Last september I went through Caltech’s Learning from Data course offered through EdX. Went through all the lectures and homework except for the final exam.
Finally got around to finish it this week, after re-reading some forgotten materials. All the code written for the problem sets are here. Some notes:
VC Dimension and Generalization
One of the most emphasized point in the course, is how to estimate the generalization performance of an algorithm. VC-Dimension can be used as a preliminary measure of an algorithm’s generalization performance. A more complex hypothesis is more likely to overfit, and given the same amount of training data, may lead to worse generalization. When possible, using simpler hypothesis set is better. Otherwise, use regularization.
Linear Regression
Simple, not very sexy, but surprisingly powerful in many applications. Combined with nonlinear transforms can solve many classes of problems. We have many techniques that can solve linear problems. So in general, want to try to reduce problems into this class.
Validation
Cross-validation, especially leave-one-out, is an unbiased estimator of the out of sample error \(E_{out}\).
Use validation for model selection, including parameters for regularization.
SVM
Very powerful technique. Motivation is simple - finding a hyperplane that separats two classes of data with the greatest margin from the separation plane to the closest points of each class. Solving the equations become a quadratic programming problem of minimizing the norm of the weights of the plane (which is inversely proportional to the margin width), subject to the all points being classified correctly (in hard-margin SVM).
This original formulation is called the primal problem.
The same problem can be formulated into a LaGarange Multiplier problem, with an additional multiplier parameter \(\alpha_i\) for each data point. This problem then requires the minimizing over the weights, after maximizing over the multiplier \(\alpha\)s. Under the KKT conditions (or vice versa), we can switch the order to maximizing over the multipliers after minimizing over the weights. This allows us to write expressions for the weights in terms of \(\alpha\) after doing the minimization (by taking the partial derivatives of the expression).
Finally, we reach another Quadratic-Programming problem, where the objective is over \(\alpha\)s, subjective to constraints from the weights’ minimization.
The advantages of this Dual Problem is that the data points are present in the expression in terms of inner products – allowing us to use the kernel trick, which is a computationally efficient way of doing nonlinear transformation to higher-order (even infinite) dimensions.
One of the coolest thing about SVM is that, according to strict VC-dimension analysis, after nonlinear transformation of the data points into infinite dimensions via the kernel trick, \(E_{out}\) should be unbounded.

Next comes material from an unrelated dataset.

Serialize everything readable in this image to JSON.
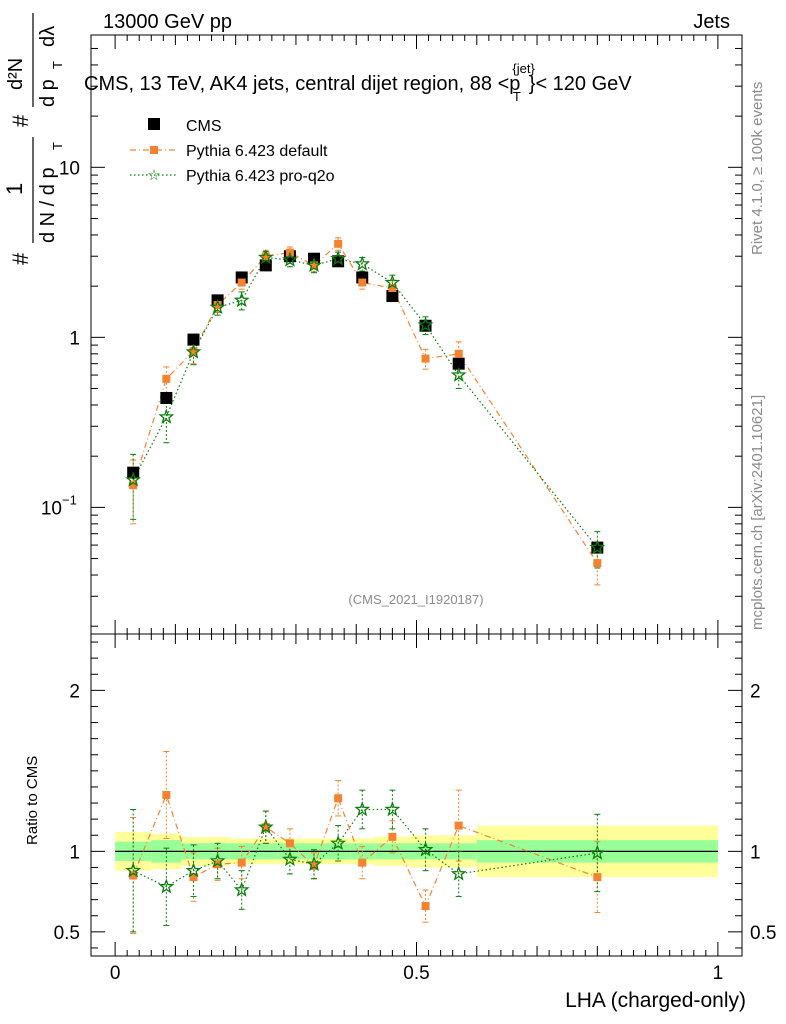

However, because SVM searches for hyperplane with the fattest separation margin, the effective VC-dimension is significantly reduced, and thus \(E_{out}\) is under control.
RBF
RBF network classifiers places a RBF on each training data point, and then classifies test points by summing those RBF values at the test point.
Since this is prohibitive when data set is big, we can instead pick K representative points, by finding the centroid of K clusters (via clustering algorithm). Therefore, the classification problem is transformed into a linear regression problem, where the basis are the RBF centered around the cluster centers.
SVM with RBF kernel still outperforms the regular-RBF network classifiers most of the time. Why do we use it? I can imagine doing unsupervised learning: have a cluster of data points with no labels, but simply use clustering + RBF to derive K labels and assign them to new samples.